We offer a free 30-day action plan, unconventional coaching, private online group, AI Sober Companion, and our YouTube channel.

Whether you’re really hurting or sober curious we welcome all forms of abstinence and sobriety—here, you will find zero judgment.

Chris Willitts, Founder & Fellow Traveler

Guiding recovery through meaning, shadow, and the Sacred.

Street Cred

  • Consciousness Studies & Psychology – five years at the University of Michigan, Ann Arbor

  • Coaching 15+ years – with focus on mindfulness, integrative, and plant-based approaches

  • Mindfulness & Meditation Training – University of Michigan various traditions and lineages (trained under a Shaman)

  • Shadow Work Facilitator – rooted in Jungian and mythopoetic frameworks

  • 20+ years on the path of recovery – including AA, psychotherapy, group therapy, in-patient treatment, sober living, plant medicine, and inner work

  • Student of the Mystics & Philosophers – Marcus Aurelius, Plato, Jung, Watts, Tolle, McKenna, and McGilchrist

I’ve founded several health and wellness projects over the years, but coaching keeps returning — less like a job, more like a calling. And I don’t think that’s an accident.

Human beings are far more resilient than they feel in the middle of the struggle.

I studied Consciousness Studies and Psychology at the University of Michigan, which gave me a solid academic foundation — but the deeper lessons didn’t come from textbooks. They came from experience: facing my own patterns, my own shadow, and learning (slowly) what it means to come back into relationship with life.

So I coach as a fellow traveler — not as someone who has it all “figured out,” but as someone committed to what’s real.

Flexible Recovery

A Journey of Depth, Not Dogma

I’ve been walking the path of recovery for over 20 years.

  • In my first long stretch of sobriety, Alcoholics Anonymous was my lifeline.
  • The fellowship, the steps, the higher power—I leaned all the way in, and I’ll always be grateful.
  • I carry that community in my heart… and their symbol on my arm (tattoo).

My second stretch of sobriety was reshaped by new forces:

  • It’s a more integrated path, one that includes plant medicine and inner work.
  • I no longer depend on meetings to stay sober, but the principles of recovery are still alive in me.
  • The core truths—honesty, humility, surrender, service—they don’t expire.

My third successful run at sobriety integrated even more elements:

  • I returned to the rooms of AA once a week to grow deeper roots and commitment to my sobriety. It also renewed my sense of community and gives me a chance to be of service.
  • I started attending church and doubling down on the path of Jesus (not religion itself). This also has given me a wider sense of community, support, and more opportunities to be of service.
  • These two communities helped me remedy my natural tendency to isolate and go things alone. Life is so much better when I’m surrounded my healthy people who actually care about me.
  • Don’t underestimate love and support. We need people. Scientific research it clear about this.

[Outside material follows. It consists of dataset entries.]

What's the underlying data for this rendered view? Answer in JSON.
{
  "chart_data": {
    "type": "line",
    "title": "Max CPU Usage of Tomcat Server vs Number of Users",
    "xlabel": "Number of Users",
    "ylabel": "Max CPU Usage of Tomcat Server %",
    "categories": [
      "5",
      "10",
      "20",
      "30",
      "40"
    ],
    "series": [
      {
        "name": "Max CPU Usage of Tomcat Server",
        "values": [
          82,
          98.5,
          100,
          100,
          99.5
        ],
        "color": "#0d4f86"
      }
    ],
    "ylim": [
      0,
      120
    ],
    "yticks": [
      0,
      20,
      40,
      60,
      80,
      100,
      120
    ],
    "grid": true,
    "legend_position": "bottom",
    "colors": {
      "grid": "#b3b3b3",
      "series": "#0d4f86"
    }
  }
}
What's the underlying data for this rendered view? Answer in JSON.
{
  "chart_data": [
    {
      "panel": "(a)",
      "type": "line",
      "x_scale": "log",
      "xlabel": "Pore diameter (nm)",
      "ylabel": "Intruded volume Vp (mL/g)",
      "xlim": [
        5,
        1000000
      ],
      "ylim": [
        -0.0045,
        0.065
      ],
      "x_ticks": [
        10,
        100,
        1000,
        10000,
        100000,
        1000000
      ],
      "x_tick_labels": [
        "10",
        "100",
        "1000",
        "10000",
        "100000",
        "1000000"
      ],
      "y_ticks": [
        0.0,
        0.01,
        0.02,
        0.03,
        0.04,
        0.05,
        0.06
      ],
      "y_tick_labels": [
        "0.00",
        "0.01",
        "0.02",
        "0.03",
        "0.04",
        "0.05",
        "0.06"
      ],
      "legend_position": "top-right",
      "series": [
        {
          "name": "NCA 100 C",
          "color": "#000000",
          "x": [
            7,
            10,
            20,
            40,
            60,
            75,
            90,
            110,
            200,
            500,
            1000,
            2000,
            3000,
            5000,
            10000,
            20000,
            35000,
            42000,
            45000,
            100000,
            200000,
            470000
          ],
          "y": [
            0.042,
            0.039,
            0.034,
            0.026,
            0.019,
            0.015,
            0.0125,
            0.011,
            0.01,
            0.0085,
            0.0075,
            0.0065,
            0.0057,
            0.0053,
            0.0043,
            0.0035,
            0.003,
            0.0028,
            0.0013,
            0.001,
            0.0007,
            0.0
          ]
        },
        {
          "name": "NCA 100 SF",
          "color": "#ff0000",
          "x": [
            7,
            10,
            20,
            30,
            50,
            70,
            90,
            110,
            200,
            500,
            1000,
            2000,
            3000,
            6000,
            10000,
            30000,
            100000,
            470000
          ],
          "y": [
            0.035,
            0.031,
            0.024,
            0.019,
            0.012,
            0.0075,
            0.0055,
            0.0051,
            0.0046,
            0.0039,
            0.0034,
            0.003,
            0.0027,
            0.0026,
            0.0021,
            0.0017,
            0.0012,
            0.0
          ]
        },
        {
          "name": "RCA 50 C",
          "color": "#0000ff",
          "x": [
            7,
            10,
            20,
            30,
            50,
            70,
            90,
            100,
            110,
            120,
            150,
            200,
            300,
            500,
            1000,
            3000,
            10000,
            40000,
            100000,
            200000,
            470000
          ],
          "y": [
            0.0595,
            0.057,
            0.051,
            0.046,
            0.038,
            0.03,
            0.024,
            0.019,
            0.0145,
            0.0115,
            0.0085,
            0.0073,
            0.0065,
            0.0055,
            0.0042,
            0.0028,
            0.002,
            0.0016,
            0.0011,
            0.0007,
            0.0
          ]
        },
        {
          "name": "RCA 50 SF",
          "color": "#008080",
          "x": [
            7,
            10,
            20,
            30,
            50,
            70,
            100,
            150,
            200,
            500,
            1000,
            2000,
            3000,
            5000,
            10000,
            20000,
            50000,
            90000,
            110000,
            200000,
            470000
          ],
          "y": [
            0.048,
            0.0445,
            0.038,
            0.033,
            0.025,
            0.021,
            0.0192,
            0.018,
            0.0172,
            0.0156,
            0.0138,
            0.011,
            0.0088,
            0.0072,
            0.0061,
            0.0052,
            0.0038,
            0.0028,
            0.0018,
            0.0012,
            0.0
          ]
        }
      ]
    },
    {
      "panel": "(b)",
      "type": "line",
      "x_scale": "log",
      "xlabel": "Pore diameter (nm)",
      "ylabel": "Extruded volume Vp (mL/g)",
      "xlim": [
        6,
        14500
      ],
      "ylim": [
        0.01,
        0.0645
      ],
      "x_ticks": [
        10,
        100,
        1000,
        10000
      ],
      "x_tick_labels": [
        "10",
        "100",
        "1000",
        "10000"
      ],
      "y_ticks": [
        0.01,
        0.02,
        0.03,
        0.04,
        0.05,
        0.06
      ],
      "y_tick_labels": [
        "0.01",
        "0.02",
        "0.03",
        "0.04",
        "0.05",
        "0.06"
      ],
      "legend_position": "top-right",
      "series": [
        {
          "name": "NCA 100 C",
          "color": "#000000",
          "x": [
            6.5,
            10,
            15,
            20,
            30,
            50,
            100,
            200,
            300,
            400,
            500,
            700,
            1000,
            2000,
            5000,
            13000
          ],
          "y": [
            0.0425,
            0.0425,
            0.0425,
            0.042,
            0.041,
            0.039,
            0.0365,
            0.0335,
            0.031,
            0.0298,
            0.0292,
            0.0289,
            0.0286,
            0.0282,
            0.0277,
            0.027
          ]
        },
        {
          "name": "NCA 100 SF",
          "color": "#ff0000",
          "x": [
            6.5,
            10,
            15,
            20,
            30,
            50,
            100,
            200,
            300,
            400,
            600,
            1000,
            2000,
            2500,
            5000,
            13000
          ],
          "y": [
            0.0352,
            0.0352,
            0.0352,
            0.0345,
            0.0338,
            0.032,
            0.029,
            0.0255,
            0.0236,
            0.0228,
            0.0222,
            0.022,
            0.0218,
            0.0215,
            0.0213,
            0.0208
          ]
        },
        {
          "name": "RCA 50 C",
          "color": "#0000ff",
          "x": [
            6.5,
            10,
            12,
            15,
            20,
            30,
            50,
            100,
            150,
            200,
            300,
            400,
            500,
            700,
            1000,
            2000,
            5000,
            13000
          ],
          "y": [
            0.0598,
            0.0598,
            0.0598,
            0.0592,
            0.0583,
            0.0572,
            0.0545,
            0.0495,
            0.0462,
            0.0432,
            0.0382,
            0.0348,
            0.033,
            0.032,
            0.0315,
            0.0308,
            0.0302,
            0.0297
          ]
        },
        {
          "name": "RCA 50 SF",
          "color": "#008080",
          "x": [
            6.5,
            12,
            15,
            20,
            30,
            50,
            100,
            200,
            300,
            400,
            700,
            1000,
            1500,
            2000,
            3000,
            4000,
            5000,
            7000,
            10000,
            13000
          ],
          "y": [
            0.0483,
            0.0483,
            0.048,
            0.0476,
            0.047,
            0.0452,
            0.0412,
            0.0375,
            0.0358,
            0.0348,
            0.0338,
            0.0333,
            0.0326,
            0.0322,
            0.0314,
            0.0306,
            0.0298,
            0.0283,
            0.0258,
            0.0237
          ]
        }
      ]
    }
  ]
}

Over time, I’ve come to believe something that’s become central to my work:

There’s no one way to get sober.

There are many valid paths — and what matters most is whether a path brings you back into wholeness.

A simple test is this:

Does it bring you closer to what is most real?
Does it restore relationship — with the body, with truth, with the living world, and with the Sacred?

Some call that “God.” I understand the word is loaded. But whatever we call it, the point is contact — not ideology.

Do you feel more honest? More grounded? More able to love?
Do you respect the man looking back at you in the mirror?

If so, that may be your medicine. That may be your ground.